Au soir de sa vie, on doit à Léon Tolstoï (1828 – 1910) quelques textes relativement courts et encore peu connus mais qui nous renseignent sur la fascination tardive du célèbre auteur et moraliste pour l’ontologie du rapport de ses contemporains à l’art. Ce thème taraudait le célèbre écrivain russe. En 1898, paraît ainsi un essai sobrement intitulé Qu’est-ce que l’art ? et qui emporte immédiatement l’adhésion des cercles et salons parisiens dès l’année de sa parution française.
On trouve dans cet opuscule une critique des impostures doctrinales et du pouvoir des institutions cléricales, mais aussi la critique socialiste et morale, courante fin XIXe chez les intellectuels européens, de ce que l’on nommera plus tard le syndrome de « l’art pour l’art ».
Enfin, et de manière plus surprenante, Qu’est-ce que l’art? nous propose un point de vue assez nouveau pour l’époque sur le consumérisme artistique des classes bourgeoises qui fait écho à l’intérêt similaire manifesté au même moment, de l’autre côté de l’Atlantique, par l’américain Veblen, alors en train de mettre un point final à sa célèbre Théorie de la classe de loisir qui paraîtra l’année suivante, en 1899. Tolstoï tout comme Veblen analysent le capitalisme non pas sous le prisme de la production, comme a pu le faire Marx, mais bien sous celui de la consommation, s’arrêtant sur les classes supérieures, cible de nos deux auteurs et, plus tard, de leurs célèbres continuateurs Edmond Goblot (La barrière et le niveau) et Pierre Bourdieu (La distinction).
On l’aura compris, cet essai méconnu de Léon Tolstoï ne mérite pas sa relégation au rang des oeuvres « mineures » de l’écrivain russe. L’art doit-il être « beau » ? Comment comprendre l’art sans croire en la beauté ? Comment formuler une théorie de l’art dans classer les publics qui s’y adonnent? Présenté lors de sa rééditions aux PUF comme un « texte précurseur de l’esthétique moderne », Qu’est-ce que l’art ? pose, plus d’un siècle après sa parution, des questions de perception artistique qui restent d’une vibrante actualité.
Tentang Penulis
Téodor de Wyzewa, ou Théodore de Wyzewa, né en Podolie le 12 septembre 1862 et mort à Paris le 15 avril 1917, est un critique d’art, critique musical et critique littéraire français d’origine polonaise, également écrivain et traducteur multilingue, considéré comme l’un des principaux promoteurs du mouvement symboliste en France.

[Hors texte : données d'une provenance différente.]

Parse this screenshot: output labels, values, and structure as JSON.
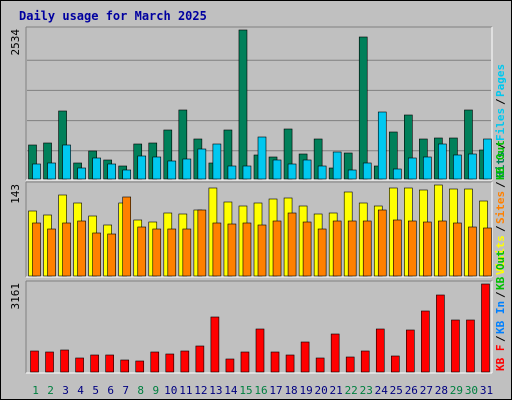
{
  "title": "Daily usage for March 2025",
  "colors": {
    "background": "#c0c0c0",
    "title": "#0000a0",
    "grid": "#808080",
    "hits": "#00805a",
    "files": "#00c8f0",
    "pages": "#00c8f0",
    "visits": "#ffff00",
    "sites": "#ff8000",
    "kbytes": "#ff0000",
    "kb_in": "#0080ff",
    "kb_out": "#00c000",
    "weekend": "#008040",
    "weekday": "#000080"
  },
  "chart_data": [
    {
      "type": "bar",
      "panel": "top",
      "ymax_label": "2534",
      "legend": [
        "Hits",
        "Files",
        "Pages"
      ],
      "x": [
        1,
        2,
        3,
        4,
        5,
        6,
        7,
        8,
        9,
        10,
        11,
        12,
        13,
        14,
        15,
        16,
        17,
        18,
        19,
        20,
        21,
        22,
        23,
        24,
        25,
        26,
        27,
        28,
        29,
        30,
        31
      ],
      "series": [
        {
          "name": "Hits",
          "values": [
            600,
            640,
            1180,
            300,
            500,
            350,
            250,
            620,
            640,
            860,
            1190,
            700,
            300,
            860,
            2534,
            440,
            400,
            880,
            450,
            700,
            220,
            470,
            2420,
            250,
            820,
            1100,
            710,
            720,
            720,
            1190,
            520
          ]
        },
        {
          "name": "Files",
          "values": [
            290,
            300,
            600,
            210,
            380,
            280,
            190,
            420,
            400,
            340,
            370,
            530,
            620,
            250,
            260,
            740,
            360,
            280,
            350,
            260,
            480,
            180,
            310,
            1160,
            200,
            380,
            410,
            620,
            430,
            460,
            710
          ]
        }
      ]
    },
    {
      "type": "bar",
      "panel": "middle",
      "ymax_label": "143",
      "legend": [
        "Visits",
        "Sites",
        "KB Out"
      ],
      "x": [
        1,
        2,
        3,
        4,
        5,
        6,
        7,
        8,
        9,
        10,
        11,
        12,
        13,
        14,
        15,
        16,
        17,
        18,
        19,
        20,
        21,
        22,
        23,
        24,
        25,
        26,
        27,
        28,
        29,
        30,
        31
      ],
      "series": [
        {
          "name": "Visits",
          "values": [
            98,
            92,
            122,
            110,
            90,
            77,
            109,
            85,
            82,
            95,
            93,
            100,
            131,
            111,
            106,
            110,
            116,
            117,
            106,
            93,
            95,
            126,
            109,
            106,
            132,
            132,
            129,
            136,
            130,
            130,
            113
          ]
        },
        {
          "name": "Sites",
          "values": [
            80,
            71,
            81,
            83,
            66,
            64,
            118,
            75,
            71,
            72,
            72,
            99,
            80,
            79,
            81,
            78,
            84,
            95,
            82,
            71,
            84,
            84,
            83,
            100,
            85,
            83,
            82,
            84,
            80,
            75,
            73
          ]
        }
      ]
    },
    {
      "type": "bar",
      "panel": "bottom",
      "ymax_label": "3161",
      "legend": [
        "KB F",
        "KB In",
        "KB Out"
      ],
      "x": [
        1,
        2,
        3,
        4,
        5,
        6,
        7,
        8,
        9,
        10,
        11,
        12,
        13,
        14,
        15,
        16,
        17,
        18,
        19,
        20,
        21,
        22,
        23,
        24,
        25,
        26,
        27,
        28,
        29,
        30,
        31
      ],
      "series": [
        {
          "name": "KBytes",
          "values": [
            800,
            780,
            860,
            570,
            650,
            650,
            480,
            460,
            780,
            700,
            820,
            970,
            1990,
            540,
            760,
            1590,
            770,
            650,
            1140,
            570,
            1390,
            600,
            810,
            1580,
            640,
            1550,
            2200,
            2760,
            1890,
            1890,
            3161
          ]
        }
      ]
    }
  ],
  "days": [
    {
      "label": "1",
      "weekend": true
    },
    {
      "label": "2",
      "weekend": true
    },
    {
      "label": "3",
      "weekend": false
    },
    {
      "label": "4",
      "weekend": false
    },
    {
      "label": "5",
      "weekend": false
    },
    {
      "label": "6",
      "weekend": false
    },
    {
      "label": "7",
      "weekend": false
    },
    {
      "label": "8",
      "weekend": true
    },
    {
      "label": "9",
      "weekend": true
    },
    {
      "label": "10",
      "weekend": false
    },
    {
      "label": "11",
      "weekend": false
    },
    {
      "label": "12",
      "weekend": false
    },
    {
      "label": "13",
      "weekend": false
    },
    {
      "label": "14",
      "weekend": false
    },
    {
      "label": "15",
      "weekend": true
    },
    {
      "label": "16",
      "weekend": true
    },
    {
      "label": "17",
      "weekend": false
    },
    {
      "label": "18",
      "weekend": false
    },
    {
      "label": "19",
      "weekend": false
    },
    {
      "label": "20",
      "weekend": false
    },
    {
      "label": "21",
      "weekend": false
    },
    {
      "label": "22",
      "weekend": true
    },
    {
      "label": "23",
      "weekend": true
    },
    {
      "label": "24",
      "weekend": false
    },
    {
      "label": "25",
      "weekend": false
    },
    {
      "label": "26",
      "weekend": false
    },
    {
      "label": "27",
      "weekend": false
    },
    {
      "label": "28",
      "weekend": false
    },
    {
      "label": "29",
      "weekend": true
    },
    {
      "label": "30",
      "weekend": true
    },
    {
      "label": "31",
      "weekend": false
    }
  ]
}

De 1885 à 1888, il collabore à la Revue Wagnérienne dirigée par Édouard Dujardin. Il contribue de nombreux articles sur la littérature européenne à la Revue des Deux Mondes, au Figaro et à divers autres revues et journaux. Il publie une série d’ouvrages sur les grands peintres, des monographies sur plusieurs compositeurs, des récits et romans autobiographiques, ainsi qu’un grand nombre de traductions de l’allemand, de l’anglais, du russe, du polonais, du latin, de l’italien et du danois.